Sunday, November 21, 2004

The Nation-State and the Common Good

Via Verbum Ipsum, we find the essay Killing for the Telephone Company: Why the Nation-State is not the Keeper of the Common Good,(PDF Format) in which William T. Cavanaugh makes a very contrarian argument. He holds that the nation-state never claimed to look after the common good, that "society," in its unitary sense, is actually a creation of the modern nation-state, and, echoing Simon Schama, claims that a potent state is the enemy of vibrant communities.

A few quotations:
"Globalization is, in part, the hyperextension of the triumph of the universal over the local on which the nation-state is founded."

"The nation-state may be understood theologically as a kind of parody of the Church, meant to save us from division."

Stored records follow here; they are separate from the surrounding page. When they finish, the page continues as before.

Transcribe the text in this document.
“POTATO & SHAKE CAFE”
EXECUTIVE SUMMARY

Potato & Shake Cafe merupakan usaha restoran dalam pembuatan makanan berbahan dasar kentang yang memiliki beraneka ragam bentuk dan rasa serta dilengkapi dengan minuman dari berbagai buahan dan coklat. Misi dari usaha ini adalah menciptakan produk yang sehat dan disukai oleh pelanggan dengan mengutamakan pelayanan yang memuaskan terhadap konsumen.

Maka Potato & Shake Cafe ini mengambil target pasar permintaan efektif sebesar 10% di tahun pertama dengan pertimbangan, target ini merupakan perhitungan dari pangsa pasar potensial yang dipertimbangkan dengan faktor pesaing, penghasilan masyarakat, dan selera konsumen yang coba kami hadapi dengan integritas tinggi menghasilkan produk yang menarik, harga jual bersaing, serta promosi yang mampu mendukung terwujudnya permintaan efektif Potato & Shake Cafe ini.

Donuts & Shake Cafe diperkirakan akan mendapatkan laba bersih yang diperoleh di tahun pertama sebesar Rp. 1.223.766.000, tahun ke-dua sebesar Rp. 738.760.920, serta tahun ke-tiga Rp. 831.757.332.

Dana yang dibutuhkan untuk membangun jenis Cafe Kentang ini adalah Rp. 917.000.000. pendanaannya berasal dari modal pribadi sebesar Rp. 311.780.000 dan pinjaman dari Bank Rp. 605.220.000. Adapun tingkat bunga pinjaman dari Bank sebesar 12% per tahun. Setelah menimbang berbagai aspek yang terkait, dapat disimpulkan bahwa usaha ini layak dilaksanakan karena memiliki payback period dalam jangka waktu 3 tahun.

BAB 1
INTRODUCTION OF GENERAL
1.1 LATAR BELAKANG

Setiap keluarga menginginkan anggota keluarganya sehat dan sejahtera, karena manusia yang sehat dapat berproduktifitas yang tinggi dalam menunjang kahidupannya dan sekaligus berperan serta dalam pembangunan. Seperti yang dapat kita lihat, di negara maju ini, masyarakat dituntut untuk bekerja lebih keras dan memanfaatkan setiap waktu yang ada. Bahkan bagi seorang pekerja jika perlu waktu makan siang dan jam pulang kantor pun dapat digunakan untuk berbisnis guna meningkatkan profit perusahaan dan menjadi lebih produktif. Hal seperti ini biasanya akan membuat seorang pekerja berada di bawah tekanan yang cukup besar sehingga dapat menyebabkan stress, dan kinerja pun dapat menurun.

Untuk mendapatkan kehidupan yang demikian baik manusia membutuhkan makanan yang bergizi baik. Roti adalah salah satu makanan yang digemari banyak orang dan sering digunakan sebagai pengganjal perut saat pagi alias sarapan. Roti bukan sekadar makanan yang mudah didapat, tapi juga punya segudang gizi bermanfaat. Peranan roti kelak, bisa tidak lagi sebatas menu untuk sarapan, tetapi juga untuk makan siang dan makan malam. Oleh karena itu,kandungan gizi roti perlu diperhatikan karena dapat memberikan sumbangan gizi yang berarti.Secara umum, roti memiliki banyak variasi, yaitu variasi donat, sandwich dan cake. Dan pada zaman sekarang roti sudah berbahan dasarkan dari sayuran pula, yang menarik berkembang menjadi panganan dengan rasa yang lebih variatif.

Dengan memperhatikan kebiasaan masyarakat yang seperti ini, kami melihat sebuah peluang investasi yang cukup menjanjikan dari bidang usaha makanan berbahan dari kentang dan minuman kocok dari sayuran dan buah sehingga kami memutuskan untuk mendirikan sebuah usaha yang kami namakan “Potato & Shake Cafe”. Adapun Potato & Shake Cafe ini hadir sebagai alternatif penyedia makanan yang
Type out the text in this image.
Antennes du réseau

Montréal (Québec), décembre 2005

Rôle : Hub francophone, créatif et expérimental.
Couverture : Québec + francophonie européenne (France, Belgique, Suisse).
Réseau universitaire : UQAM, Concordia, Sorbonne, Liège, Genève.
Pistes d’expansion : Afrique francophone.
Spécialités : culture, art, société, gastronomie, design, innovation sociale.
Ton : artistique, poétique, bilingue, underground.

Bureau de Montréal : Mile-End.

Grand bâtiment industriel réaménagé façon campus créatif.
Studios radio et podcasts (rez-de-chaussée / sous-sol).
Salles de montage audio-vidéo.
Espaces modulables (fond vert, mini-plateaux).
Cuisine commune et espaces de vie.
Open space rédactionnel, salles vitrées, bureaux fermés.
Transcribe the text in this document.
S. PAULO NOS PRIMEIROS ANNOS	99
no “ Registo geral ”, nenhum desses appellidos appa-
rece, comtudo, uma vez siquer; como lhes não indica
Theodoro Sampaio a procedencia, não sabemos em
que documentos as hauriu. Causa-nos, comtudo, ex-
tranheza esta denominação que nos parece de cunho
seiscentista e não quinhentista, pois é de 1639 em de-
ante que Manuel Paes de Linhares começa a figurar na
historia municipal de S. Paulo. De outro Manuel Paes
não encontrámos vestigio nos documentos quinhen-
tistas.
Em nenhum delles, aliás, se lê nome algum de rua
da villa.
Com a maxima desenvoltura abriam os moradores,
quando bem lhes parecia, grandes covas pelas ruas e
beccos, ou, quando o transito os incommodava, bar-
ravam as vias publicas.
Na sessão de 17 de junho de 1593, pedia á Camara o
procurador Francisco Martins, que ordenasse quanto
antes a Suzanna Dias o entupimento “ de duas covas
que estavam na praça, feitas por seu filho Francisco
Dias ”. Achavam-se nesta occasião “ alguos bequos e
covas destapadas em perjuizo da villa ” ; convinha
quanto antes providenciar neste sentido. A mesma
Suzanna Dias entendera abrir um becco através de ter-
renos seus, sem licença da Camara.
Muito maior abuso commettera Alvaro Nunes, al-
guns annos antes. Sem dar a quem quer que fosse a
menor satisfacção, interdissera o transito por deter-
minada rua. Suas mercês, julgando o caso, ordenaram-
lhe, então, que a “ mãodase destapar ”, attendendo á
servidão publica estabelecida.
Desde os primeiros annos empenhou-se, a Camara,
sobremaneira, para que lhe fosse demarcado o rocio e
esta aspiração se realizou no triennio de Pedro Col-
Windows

He also has a revealing quotation from a political scientist named Michael Budde, on his encounter with the ecclessial bureaucracy:
Once upon a time, I was hired as a consultant for a public-policy arm of a state-level Catholic bishops’ conference. The bishops, according to the institution’s staff people, wanted to engage in rededicated efforts to confront the realities of poverty in their state.
What the church bureaucracy had in mind was something on the order of a new lobbying initiative in the state legislature or perhaps an expert conference on poverty in the state.
I told them that they should attempt to take every Catholic in their state on an intensive retreat, with follow-up programs upon their return. Nothing the Church could do would benefit poor people more, I argued, than to energize, inspire, and ignite the passion of larger numbers of the faithful. Without attempts to “convert the baptized,” in William O’Malley’s phrase, the stranglehold of self-interest, isolation, and religious indifference would continue to throttle the church’s attempts to deal seriously with poverty in a global capitalist order.
My advice, to put it gently, was unappreciated. I was fired. They had an experts conference. As far as I can tell, poverty in their state remained indifferent to their efforts.